Other than reducing TAT, we have coded the medical procedures and cost structures. So, as soon as the doctor lists an ailment or a procedure, we convert it into a standard medical code and this information is sent to the insurer. To list the ailment, we follow the international classification of diseases codes (ICD). For medical procedures, we follow the current procedural terminology codes (CPT), which is again an international standard. For billing, we follow an extended version of the Insurance Regulatory and Development Authority of India (Irdai) billing guidelines. Coding standardises billing and reduces human error.
For instance, there are 20 different ways in which a haemoglobin test is reported, and we convert it into one single code. In fact, the insurer can further use these codes to automate many of their processes.
For instance, most policies have a waiting period of 2 years for cataract. So, when a hospital sends a pre-authorisation for a cataract surgery, the insurer can develop its systems to read the code with the policy terms and conditions and reject the claim if it’s made within the first two years.
This process is manual today: somebody reads the name of the procedure to interpret cataract surgery, then looks up the policy’s date of issue to find out the waiting period.
Standardisation helps insurers to respond fast. The whole process of getting pre-authorisation can be done in less than an hour for an integrated insurer.
Also, once the approval is in the hospital’s system, it pops up simultaneously on the insurance desk, the administration department and the doctor.
Has your platform reduced the TAT at the discharge stage?
The biggest challenge from a consumer perspective is the waiting time. On average, customers end up waiting for 4-6 hours for this process. After the doctor gives a go ahead for discharge, the administration department of the hospital generates the bills and other documents and sends the information to the insurer.

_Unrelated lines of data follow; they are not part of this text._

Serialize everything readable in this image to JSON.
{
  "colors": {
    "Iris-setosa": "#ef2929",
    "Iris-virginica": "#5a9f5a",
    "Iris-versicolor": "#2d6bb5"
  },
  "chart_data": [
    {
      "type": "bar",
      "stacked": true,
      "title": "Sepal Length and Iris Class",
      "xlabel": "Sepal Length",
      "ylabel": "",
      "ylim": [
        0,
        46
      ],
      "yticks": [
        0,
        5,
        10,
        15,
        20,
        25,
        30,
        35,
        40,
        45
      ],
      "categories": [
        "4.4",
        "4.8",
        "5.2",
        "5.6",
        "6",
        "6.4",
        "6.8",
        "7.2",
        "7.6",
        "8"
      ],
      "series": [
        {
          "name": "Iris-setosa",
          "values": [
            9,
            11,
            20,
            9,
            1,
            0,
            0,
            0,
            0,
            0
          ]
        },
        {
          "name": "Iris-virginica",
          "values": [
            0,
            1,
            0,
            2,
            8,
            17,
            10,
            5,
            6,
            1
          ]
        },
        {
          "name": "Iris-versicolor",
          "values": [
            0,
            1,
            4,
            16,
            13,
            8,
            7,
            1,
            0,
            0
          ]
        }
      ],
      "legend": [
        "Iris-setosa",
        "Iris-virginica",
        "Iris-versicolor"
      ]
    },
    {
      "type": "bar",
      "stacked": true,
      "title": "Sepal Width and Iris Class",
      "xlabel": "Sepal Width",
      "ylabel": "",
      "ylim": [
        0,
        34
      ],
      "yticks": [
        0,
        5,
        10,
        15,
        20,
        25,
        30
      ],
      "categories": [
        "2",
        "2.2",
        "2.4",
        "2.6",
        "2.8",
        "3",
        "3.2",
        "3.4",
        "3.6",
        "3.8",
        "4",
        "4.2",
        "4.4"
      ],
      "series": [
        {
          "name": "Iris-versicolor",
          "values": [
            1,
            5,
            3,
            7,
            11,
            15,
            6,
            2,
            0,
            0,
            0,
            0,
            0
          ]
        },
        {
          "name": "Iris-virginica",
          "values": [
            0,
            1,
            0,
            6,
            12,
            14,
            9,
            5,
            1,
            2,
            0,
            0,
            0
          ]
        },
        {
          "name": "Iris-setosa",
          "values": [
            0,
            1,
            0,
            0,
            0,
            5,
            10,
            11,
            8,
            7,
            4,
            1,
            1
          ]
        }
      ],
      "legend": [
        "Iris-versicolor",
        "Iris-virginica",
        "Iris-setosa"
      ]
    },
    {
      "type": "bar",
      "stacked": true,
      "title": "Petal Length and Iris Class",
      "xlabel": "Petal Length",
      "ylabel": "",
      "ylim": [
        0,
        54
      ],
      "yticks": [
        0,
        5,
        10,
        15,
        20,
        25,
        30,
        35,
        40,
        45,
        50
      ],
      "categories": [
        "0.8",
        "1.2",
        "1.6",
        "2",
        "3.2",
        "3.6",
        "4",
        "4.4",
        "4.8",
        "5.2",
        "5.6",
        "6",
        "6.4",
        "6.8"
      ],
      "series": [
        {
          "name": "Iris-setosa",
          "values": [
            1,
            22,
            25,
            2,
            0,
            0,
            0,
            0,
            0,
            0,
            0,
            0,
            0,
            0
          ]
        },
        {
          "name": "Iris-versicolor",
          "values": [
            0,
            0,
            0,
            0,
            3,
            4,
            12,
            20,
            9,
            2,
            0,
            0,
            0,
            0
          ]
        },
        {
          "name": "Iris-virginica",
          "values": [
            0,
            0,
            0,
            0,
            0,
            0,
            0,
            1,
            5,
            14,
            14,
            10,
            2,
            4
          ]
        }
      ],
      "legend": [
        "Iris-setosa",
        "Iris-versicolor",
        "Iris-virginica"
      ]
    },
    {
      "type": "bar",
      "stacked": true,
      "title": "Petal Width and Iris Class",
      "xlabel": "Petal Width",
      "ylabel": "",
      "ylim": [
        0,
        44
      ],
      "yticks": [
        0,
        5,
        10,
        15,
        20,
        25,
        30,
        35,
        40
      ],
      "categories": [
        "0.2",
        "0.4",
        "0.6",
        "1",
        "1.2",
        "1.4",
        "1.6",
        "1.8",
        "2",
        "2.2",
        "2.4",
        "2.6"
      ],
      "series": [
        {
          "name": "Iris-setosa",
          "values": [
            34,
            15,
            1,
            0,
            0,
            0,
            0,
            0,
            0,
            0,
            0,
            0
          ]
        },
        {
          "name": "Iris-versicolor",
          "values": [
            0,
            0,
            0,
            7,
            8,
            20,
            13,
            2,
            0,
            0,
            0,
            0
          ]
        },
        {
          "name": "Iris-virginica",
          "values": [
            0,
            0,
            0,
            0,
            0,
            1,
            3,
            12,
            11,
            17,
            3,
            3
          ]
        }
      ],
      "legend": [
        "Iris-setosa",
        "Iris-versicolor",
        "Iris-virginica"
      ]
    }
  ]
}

This is the most crucial part as the hospital can not discharge the patient unless it hears from the insurer, because depending on how much the insurer agrees to pay, the balance will have to be collected from the patient. This can take about 3-4 hours and can go up to 8 hours.
It takes so long now, because all the information goes as scanned copies in PDF format. Now imagine a person that had stayed for a week, her bill will list over 150 items. The insurer will then have to segregate and tabulate this under different heads and check eligibility. From our system, the same bill goes as an electronic bill. Think of it like an Excel sheet with 150 items, each with a different code. It becomes easier to segregate and calculate the eligibility. We have been able to reduce the TAT on adjudication of claims by 50%.
The financial sector is proactively adopting technology; the insurance industry seems to be catching up only now. Why do you think insurers are unwilling to go paperless?
Insurers are not adopting paperless settlement of claims because the industry is wary of fraud. Insurers want physical signatures so that they know who to hold accountable. So the final settlement still happens only when all the health claims papers go together at the end of the month for settlement.
But we are in talks with insurers and some have taken a positive view. We would start paperless settlement with tier-1 hospitals.
What is your future road map?
Cashless outpatient is what we are working on. For this we plan to integrate with the physicians, pharmacies and diagnostic chains. Here the response will have to be in real time because when a patient walks into a pharmacy, she doesn’t want to wait. In the West, outpatient claims is about 3 to 4 times the inpatient claim.
Whereas in India, outpatient insurance is almost non-existent. But now a lot of foreign insurance partners have shown interest and we are working with some insurers to work out the modalities.